Et, caressant sa moustache, il s'était incliné devant une Varia qui riait à gorge déployée.
Elle pensait qu'il allait l'embrasser sur la joue comme le faisait chaque fois Pétia, mais Zourov avait visé ses lèvres et le baiser avait été long, inhabituel et vertigineux.
Au bout d'un moment, sentant qu'elle était sur le point de défaillir, Varia avait repoussé le cavalier et avait porté ses deux mains à son cour.

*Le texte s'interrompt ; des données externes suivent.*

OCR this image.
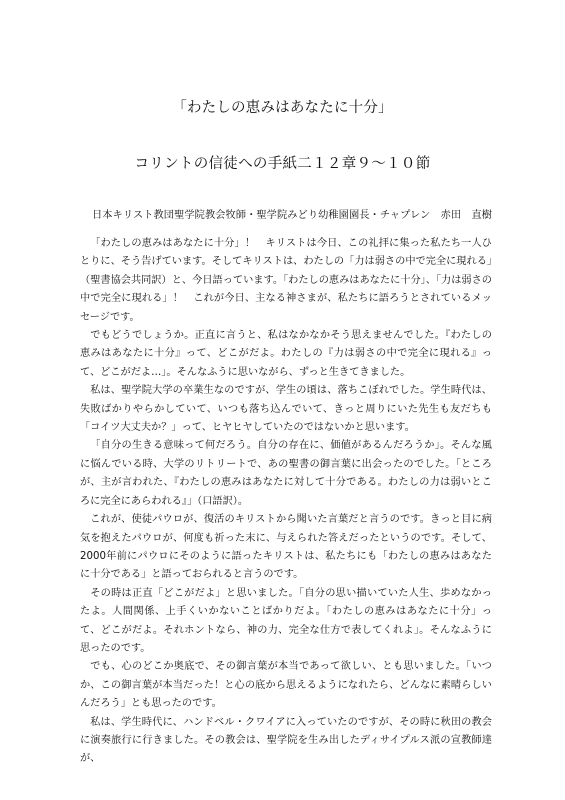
「わたしの恵みはあなたに十分」
コリントの信徒への手紙二１２章９～１０節
日本キリスト教団聖学院教会牧師・聖学院みどり幼稚園園長・チャプレン　赤田　直樹

「わたしの恵みはあなたに十分」！　キリストは今日、この礼拝に集った私たち一人ひとりに、そう告げています。そしてキリストは、わたしの「力は弱さの中で完全に現れる」（聖書協会共同訳）と、今日語っています。「わたしの恵みはあなたに十分」、「力は弱さの中で完全に現れる」！　これが今日、主なる神さまが、私たちに語ろうとされているメッセージです。

でもどうでしょうか。正直に言うと、私はなかなかそう思えませんでした。『わたしの恵みはあなたに十分』って、どこがだよ。わたしの『力は弱さの中で完全に現れる』って、どこがだよ…」。そんなふうに思いながら、ずっと生きてきました。

私は、聖学院大学の卒業生なのですが、学生の頃は、落ちこぼれでした。学生時代は、失敗ばかりやらかしていて、いつも落ち込んでいて、きっと周りにいた先生も友だちも「コイツ大丈夫か？」って、ヒヤヒヤしていたのではないかと思います。

「自分の生きる意味って何だろう。自分の存在に、価値があるんだろうか」。そんな風に悩んでいる時、大学のリトリートで、あの聖書の御言葉に出会ったのでした。「ところが、主が言われた、『わたしの恵みはあなたに対して十分である。わたしの力は弱いところに完全にあらわれる』」（口語訳）。

これが、使徒パウロが、復活のキリストから聞いた言葉だと言うのです。きっと目に病気を抱えたパウロが、何度も祈った末に、与えられた答えだったというのです。そして、2000年前にパウロにそのように語ったキリストは、私たちにも「わたしの恵みはあなたに十分である」と語っておられると言うのです。

その時は正直「どこがだよ」と思いました。「自分の思い描いていた人生、歩めなかったよ。人間関係、上手くいかないことばかりだよ。「わたしの恵みはあなたに十分」って、どこがだよ。それホントなら、神の力、完全な仕方で表してくれよ」。そんなふうに思ったのです。

でも、心のどこか奥底で、その御言葉が本当であって欲しい、とも思いました。「いつか、この御言葉が本当だった！と心の底から思えるようになれたら、どんなに素晴らしいんだろう」とも思ったのです。

私は、学生時代に、ハンドベル・クワイアに入っていたのですが、その時に秋田の教会に演奏旅行に行きました。その教会は、聖学院を生み出したディサイプルス派の宣教師達が、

- Attendez, je vais vous donner une de ces gifles, l'avait-elle menacé d'une voix faible. Des gens bien intentionnés m'avaient pourtant avertie, je savais que vous étiez un tricheur.
- Si vous me donnez une gifle, je vous provoque en duel, et je serai immanquablement vaincu, avait ronronné le comte, en écarquillant les yeux.
Il était positivement impossible de lui en vouloir...
Tout à coup la portière se souleva, et Varia vit apparaître le visage rond de Louchka, une souillon nigaude qui auprès des deux infirmières faisait fonction de bonne et de cuisinière, mais aussi d'aide-soignante en cas d'arrivée massive de blessés.
- Mademoiselle, il y a un militaire qui vous attend, fit-elle d'un trait. Un très brun avec une moustache et muni d'un bouquet. Qu'est-ce que je lui dis ?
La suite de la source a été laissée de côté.